Through the slight gap between door and frame, Shawn thought he heard someone shouting from deep inside, though he couldn’t make out the words. “Raleigh?” He took a step forward, easing his head inside. The air smelled different. Fresher, less like dust and more like polish. Made him uneasy, as if any second someone in an old-school butler’s uniform would jump out and wag a finger at him in his semistolen coat. “Hello?”
“Shawn? Come on in,” Raleigh shouted. Shawn’s ears pricked up. Definitely Raleigh.
“Where are you?”
“Library,” Raleigh called back. “Shut the door behind you, would you? I think I got the heat working just now, and I
don’t want to let any of it out.”
Shawn sniffed the air as he eased the front door shut behind him. It was faint, but he thought he caught a whiff of old dust burning away from heating elements. “Are you trying to blow us both sky-high?”
Raleigh laughed. “Don’t worry. I had someone from the gas company come out to make sure it was safe. As long as we’re careful, we should be fine.”
“Says you,” Shawn replied dubiously, wondering if he had the upper body strength to throw Raleigh over his shoulders and make a run for it if they had to.
He didn’t know whether to be glad or grated by the way his rough manners seemed to tickle Raleigh’s sense of humor. “God, you’re such a hedgehog.”
“I am not.”
“Yes, you are. Prickly, but you have a sweet face.”
Shawn stopped short, his cheeks heating up. “Smooth talker, aren’t you?”
“I like hedgehogs,” Raleigh went on, unruffled. “Hang on; don’t meet me in the library.” Footsteps sounded from—somewhere. “Okay, now I’m in the ballroom.”
Jesus Christ. Shawn edged forward, step by careful step, looking up and then up some more at the vaulted ceiling of the entryway. He hadn’t noticed how high it went before, with the spiral staircase winding up three stories. Blowing a breath over the dust on the old wood revealed surprisingly deep amber. A coat of wax and some hard work, and it’d glow when the light hit it. And he didn’t mind hard work.
“This place has a ballroom?” he called. “You didn’t show me that the other day.”
“Small ballroom,” Raleigh replied.
“Define ‘small.’” Shawn decided Raleigh sounded louder to the…left. Yes, left. He took the turn at the staircase and kept his head cocked, listening. Something about the old place made him want to tread lightly.
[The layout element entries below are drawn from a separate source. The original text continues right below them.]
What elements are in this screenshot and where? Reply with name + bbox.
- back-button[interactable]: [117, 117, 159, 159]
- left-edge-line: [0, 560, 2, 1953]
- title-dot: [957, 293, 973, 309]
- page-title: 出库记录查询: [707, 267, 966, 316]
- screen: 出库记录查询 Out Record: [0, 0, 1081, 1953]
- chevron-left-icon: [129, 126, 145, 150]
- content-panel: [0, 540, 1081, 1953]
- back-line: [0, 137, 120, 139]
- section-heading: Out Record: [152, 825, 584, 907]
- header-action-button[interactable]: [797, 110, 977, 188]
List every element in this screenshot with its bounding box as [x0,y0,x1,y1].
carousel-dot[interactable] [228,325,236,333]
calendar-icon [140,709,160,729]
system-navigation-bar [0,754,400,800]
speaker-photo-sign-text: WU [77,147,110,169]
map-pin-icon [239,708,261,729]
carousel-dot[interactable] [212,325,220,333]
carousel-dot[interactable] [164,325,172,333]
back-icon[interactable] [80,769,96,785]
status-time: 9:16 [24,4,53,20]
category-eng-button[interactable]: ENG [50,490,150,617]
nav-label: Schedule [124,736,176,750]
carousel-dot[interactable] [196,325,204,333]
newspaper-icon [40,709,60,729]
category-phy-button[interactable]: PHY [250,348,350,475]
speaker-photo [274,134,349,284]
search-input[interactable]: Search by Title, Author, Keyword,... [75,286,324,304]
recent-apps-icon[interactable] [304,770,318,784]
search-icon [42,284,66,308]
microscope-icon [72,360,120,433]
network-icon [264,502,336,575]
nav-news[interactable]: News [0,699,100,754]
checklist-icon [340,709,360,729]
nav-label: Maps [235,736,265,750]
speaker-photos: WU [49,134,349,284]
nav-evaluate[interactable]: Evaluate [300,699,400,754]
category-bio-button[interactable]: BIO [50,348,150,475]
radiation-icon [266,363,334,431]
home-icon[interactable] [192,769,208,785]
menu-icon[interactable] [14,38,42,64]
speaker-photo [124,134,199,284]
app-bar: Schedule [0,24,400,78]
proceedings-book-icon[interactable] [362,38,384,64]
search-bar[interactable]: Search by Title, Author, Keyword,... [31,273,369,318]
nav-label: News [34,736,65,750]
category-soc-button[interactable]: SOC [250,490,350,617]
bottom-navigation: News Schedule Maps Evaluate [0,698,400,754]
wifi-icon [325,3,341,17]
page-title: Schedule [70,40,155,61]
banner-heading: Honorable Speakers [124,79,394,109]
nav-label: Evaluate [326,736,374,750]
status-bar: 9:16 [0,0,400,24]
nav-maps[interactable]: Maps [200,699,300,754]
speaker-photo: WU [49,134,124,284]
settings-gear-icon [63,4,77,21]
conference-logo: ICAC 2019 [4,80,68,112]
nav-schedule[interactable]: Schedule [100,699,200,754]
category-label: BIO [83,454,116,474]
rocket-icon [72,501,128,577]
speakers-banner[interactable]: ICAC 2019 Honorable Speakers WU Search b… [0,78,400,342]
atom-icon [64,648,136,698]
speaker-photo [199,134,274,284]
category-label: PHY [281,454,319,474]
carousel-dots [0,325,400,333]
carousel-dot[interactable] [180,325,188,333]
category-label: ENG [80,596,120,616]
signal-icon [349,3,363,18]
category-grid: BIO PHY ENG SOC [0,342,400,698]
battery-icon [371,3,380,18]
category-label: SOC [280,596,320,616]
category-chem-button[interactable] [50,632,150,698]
“Bigger than a bread box, smaller than the White House,” Raleigh called back. “Here, see if this helps.”
Shawn heard a click, and then a radio cut on. He exhaled with relief when he pinpointed the noise as definitely coming from the left. It really wasn’t that huge of a house, but it sprawled like a rabbit warren inside. The music helped. Pushed the shadows and the silence of standing still for so long to one side, and brought some life back to the eaves.